Community Coalition rally, protesting LAUSD budget priorities

With the LA Unified board meeting tomorrow, two rallies are taking place outside district headquarters that seek support for two different educational issues.

Parents, education advocates and civil rights groups, who represent Communities for Los Angeles Student Success, or CLASS, are organizing a “silent protest” on behalf of low-income students, schools and communities by placing 375 empty desks on Beaudry Avenue. The desks represent the 375 LAUSD students who drop out each week, according to organizers.

“We have a historic opportunity to do right for the highest need students 
who have not received their fair share,” Maria Brenes, executive director of Inner City Struggle, a member of CLASS, told LA School Report. “This rally is calling on LAUSD
 officials to be bold by comprehensively directing funds to the highest need
students, schools and communities.”

As LAUSD is preparing to refine its next budget, CLASS is demanding that $1 billion in extra state funding over the next seven years go to help the students it was meant to serve – low-income students, English learners and foster youth.

CLASS is calling attention to the opportunity to provide more resources and more targeted support to the students, schools and communities that need it most. The group will continue to advocate for more resources and more targeted support for English learners, more money to go directly to school sites, and more funding for foster youth.

The rally is scheduled for 7 to 10 am.

A second rally, tomorrow afternoon, is being stage by LA Unified students who are supporting a resolution to put a student seat on the school board. Some of the students – a group of 25 United Way Student Fellows – did the research and proposed the idea to board member Steve Zimmer who agreed to author a resolution. The seat would be an advisory, non-voting seat.

The goal is to make sure students have a voice on the school board, a voice in the policy and funding decisions that profoundly affect them. Dozens of school districts throughout California already have a student advisory member on their school boards.

The students have collected close to 3,000 signatures from their peers to support the creation of a student board member with an advisory position, far exceeding the 500 signatures required.

Students hope and expect that the board will pass the resolution to make student involvement a regular and frequent activity. The board is expected to vote on the resolution during their board meeting tomorrow afternoon.

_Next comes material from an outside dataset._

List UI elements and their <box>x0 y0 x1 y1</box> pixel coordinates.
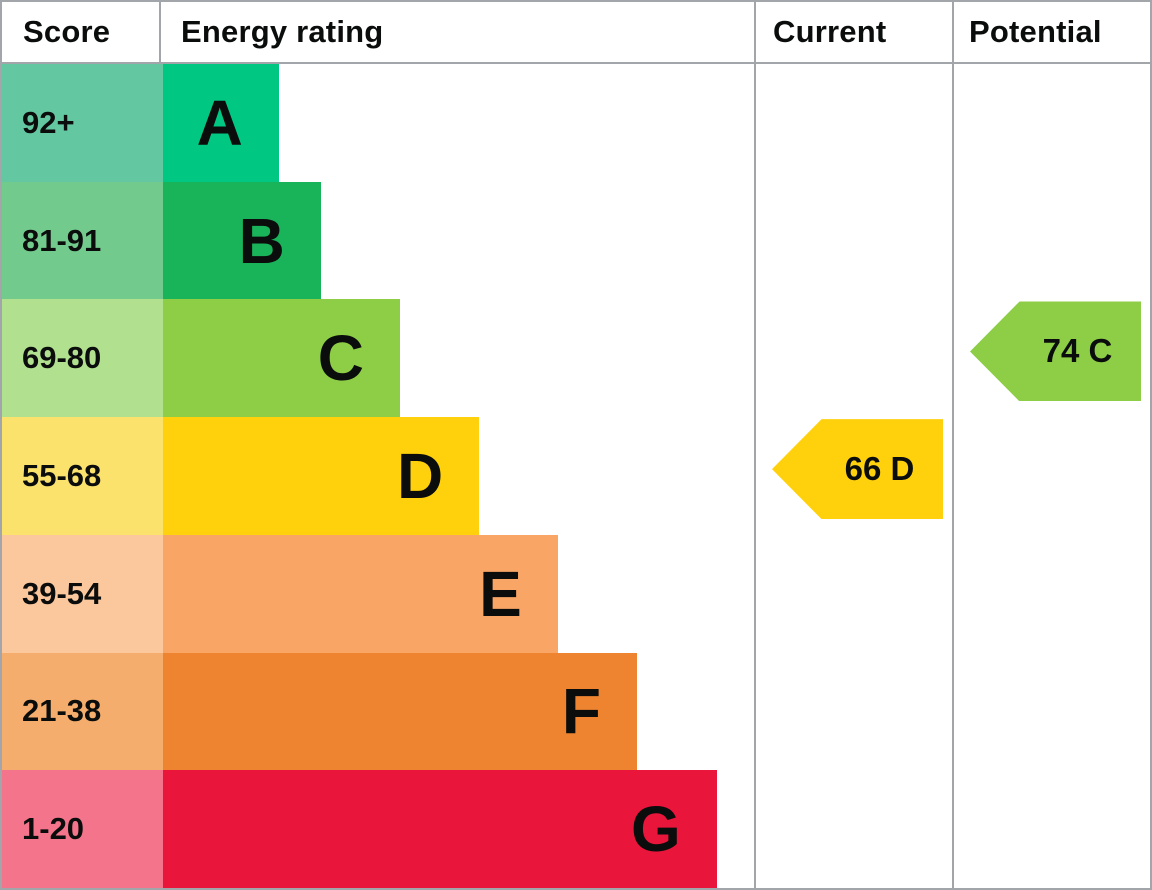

Another rally was held this afternoon at the Beaudry headquarters.

A city-wide coalition of community groups and civil rights leaders – including 300 students and parents – gathered to call for greater investment in the district’s highest need schools.

Organized by the Community Coalition, the groups presented a comprehensive, data-driven “Student Need Index” that uses environmental, social and academic factors known to impact student achievement – such as poverty and violence – to produce a district-wide ranking of schools based on need.